International Summit Advances Human Rights

International Human Rigths summit
Youth Movement Delegates from 41 nations participated in the International Human Rights Summit at the United Nations.

“Our humanity is in peril,” Rahaf, a youth delegate from Saudi Arabia, said at the 13th annual International Human Rights Summit held at the United Nations in New York City in August 2016. “We are being separated, labeled by our religion, race, gender and nationality. Our unity relies on our humanity,” he continued. “It is our duty to teach and carry out the Universal Declaration of Human Rights and practice it.”

Rahaf was one of 72 young men and women from 41 countries who were selected as delegates to the summit, established by Youth for Human Rights International (YHRI), the youth component of United for Human Rights, a global nonprofit organization.

Founded in Los Angeles in 2001, YHRI now has more than 100 chapters and distributes its award-winning educational materials to 195 countries in 21 languages. Youth members lead chapters and organize human rights initiatives in nations worldwide.

Of course, no country is immune to human rights violations.
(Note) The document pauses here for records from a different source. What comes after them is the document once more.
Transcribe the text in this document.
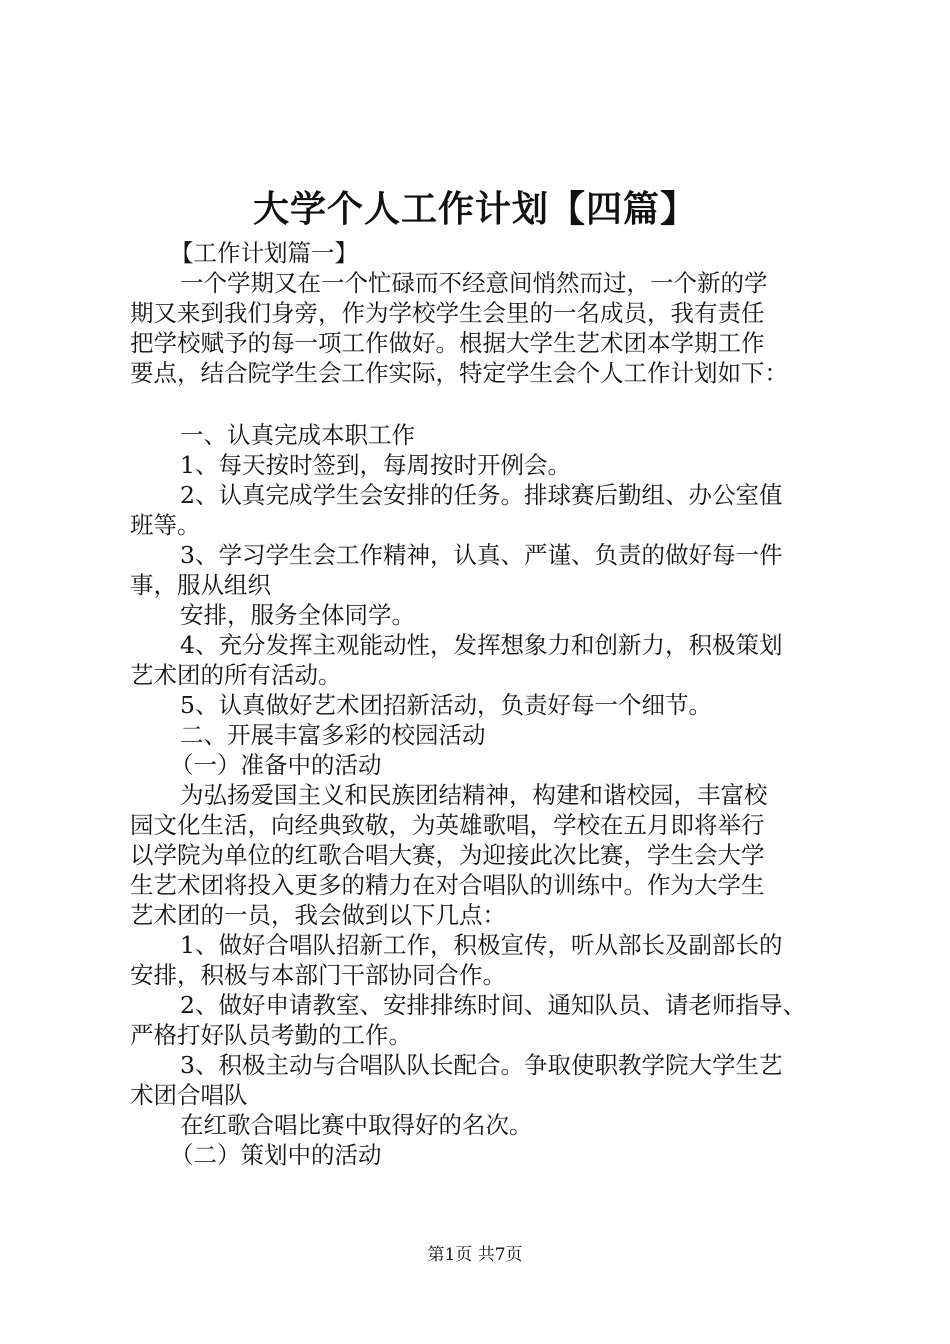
大学个人工作计划【四篇】
【工作计划篇一】
一个学期又在一个忙碌而不经意间悄然而过，一个新的学
期又来到我们身旁，作为学校学生会里的一名成员，我有责任
把学校赋予的每一项工作做好。根据大学生艺术团本学期工作
要点，结合院学生会工作实际，特定学生会个人工作计划如下：
一、认真完成本职工作
1、每天按时签到，每周按时开例会。
2、认真完成学生会安排的任务。排球赛后勤组、办公室值
班等。
3、学习学生会工作精神，认真、严谨、负责的做好每一件
事，服从组织
安排，服务全体同学。
4、充分发挥主观能动性，发挥想象力和创新力，积极策划
艺术团的所有活动。
5、认真做好艺术团招新活动，负责好每一个细节。
二、开展丰富多彩的校园活动
（一）准备中的活动
为弘扬爱国主义和民族团结精神，构建和谐校园，丰富校
园文化生活，向经典致敬，为英雄歌唱，学校在五月即将举行
以学院为单位的红歌合唱大赛，为迎接此次比赛，学生会大学
生艺术团将投入更多的精力在对合唱队的训练中。作为大学生
艺术团的一员，我会做到以下几点：
1、做好合唱队招新工作，积极宣传，听从部长及副部长的
安排，积极与本部门干部协同合作。
2、做好申请教室、安排排练时间、通知队员、请老师指导、
严格打好队员考勤的工作。
3、积极主动与合唱队队长配合。争取使职教学院大学生艺
术团合唱队
在红歌合唱比赛中取得好的名次。
（二）策划中的活动
第1页 共7页
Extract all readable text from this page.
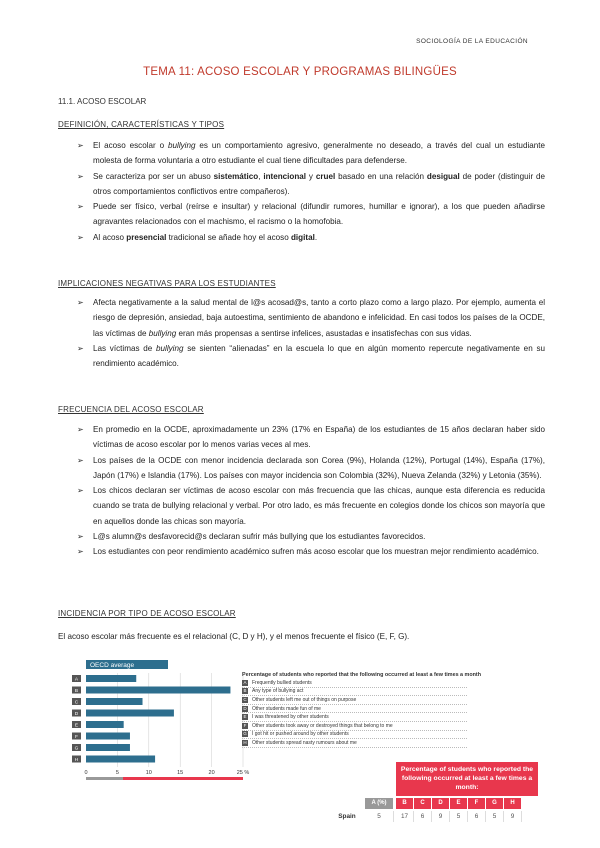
SOCIOLOGÍA DE LA EDUCACIÓN
TEMA 11: ACOSO ESCOLAR Y PROGRAMAS BILINGÜES
11.1. ACOSO ESCOLAR
DEFINICIÓN, CARACTERÍSTICAS Y TIPOS
➢ El acoso escolar o bullying es un comportamiento agresivo, generalmente no deseado, a través del cual un estudiante molesta de forma voluntaria a otro estudiante el cual tiene dificultades para defenderse.
➢ Se caracteriza por ser un abuso sistemático, intencional y cruel basado en una relación desigual de poder (distinguir de otros comportamientos conflictivos entre compañeros).
➢ Puede ser físico, verbal (reírse e insultar) y relacional (difundir rumores, humillar e ignorar), a los que pueden añadirse agravantes relacionados con el machismo, el racismo o la homofobia.
➢ Al acoso presencial tradicional se añade hoy el acoso digital.
IMPLICACIONES NEGATIVAS PARA LOS ESTUDIANTES
➢ Afecta negativamente a la salud mental de l@s acosad@s, tanto a corto plazo como a largo plazo. Por ejemplo, aumenta el riesgo de depresión, ansiedad, baja autoestima, sentimiento de abandono e infelicidad. En casi todos los países de la OCDE, las víctimas de bullying eran más propensas a sentirse infelices, asustadas e insatisfechas con sus vidas.
➢ Las víctimas de bullying se sienten “alienadas” en la escuela lo que en algún momento repercute negativamente en su rendimiento académico.
FRECUENCIA DEL ACOSO ESCOLAR
➢ En promedio en la OCDE, aproximadamente un 23% (17% en España) de los estudiantes de 15 años declaran haber sido víctimas de acoso escolar por lo menos varias veces al mes.
➢ Los países de la OCDE con menor incidencia declarada son Corea (9%), Holanda (12%), Portugal (14%), España (17%), Japón (17%) e Islandia (17%). Los países con mayor incidencia son Colombia (32%), Nueva Zelanda (32%) y Letonia (35%).
➢ Los chicos declaran ser víctimas de acoso escolar con más frecuencia que las chicas, aunque esta diferencia es reducida cuando se trata de bullying relacional y verbal. Por otro lado, es más frecuente en colegios donde los chicos son mayoría que en aquellos donde las chicas son mayoría.
➢ L@s alumn@s desfavorecid@s declaran sufrir más bullying que los estudiantes favorecidos.
➢ Los estudiantes con peor rendimiento académico sufren más acoso escolar que los muestran mejor rendimiento académico.
INCIDENCIA POR TIPO DE ACOSO ESCOLAR
El acoso escolar más frecuente es el relacional (C, D y H), y el menos frecuente el físico (E, F, G).
OECD average
A
B
C
D
E
F
G
H
0	5	10	15	20	25 %
Percentage of students who reported that the following occurred at least a few times a month
A	Frequently bullied students
B	Any type of bullying act
C Other students left me out of things on purpose
D Other students made fun of me
E	I was threatened by other students
F	Other students took away or destroyed things that belong to me
G I got hit or pushed around by other students
H Other students spread nasty rumours about me
Percentage of students who reported the following occurred at least a few times a month:
A (%)	B	C	D	E	F	G	H
Spain	5	17	6	9	5	6	5	9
In fact, filmmaker Ronald Lang spoke to the delegates and more than 400 guests about his new film that exposes the horrors of human trafficking, which “happens all over the world, even in my own backyard here in New York, and we need to put an end to it,” Lang said.

Striving to do just that and also to eradicate other human rights violations, the delegates presented their work to their peers and to dozens of diplomats from Permanent Missions to the UN—representing nations from Australia, Costa Rica and Denmark to Lebanon, Liberia and Poland—and various human rights luminaries.

Countless people around the world may not even know that their rights are being violated.

Vineet Kapoor, police adviser and aide-de-camp to the governor of Madhya Pradesh, India, said the people most in danger are those “in compulsory and bonded labor, in hazardous industries, vulnerable to human trafficking, deprived of school or college education, … living in extreme poverty and deprivation and those who lack family and community support for their well-being.”

Miriam, the Armenian delegate, told the group that strong people must “speak up for those whose voices have been silenced, those who are afraid to speak for fear of persecution. We must learn to accept our differences instead of trying to make sure we all fit the same mold.”

With that purpose, and the Youth for Human Rights educational materials to accomplish it, the delegates returned to their home nations to continue their missions through 2017.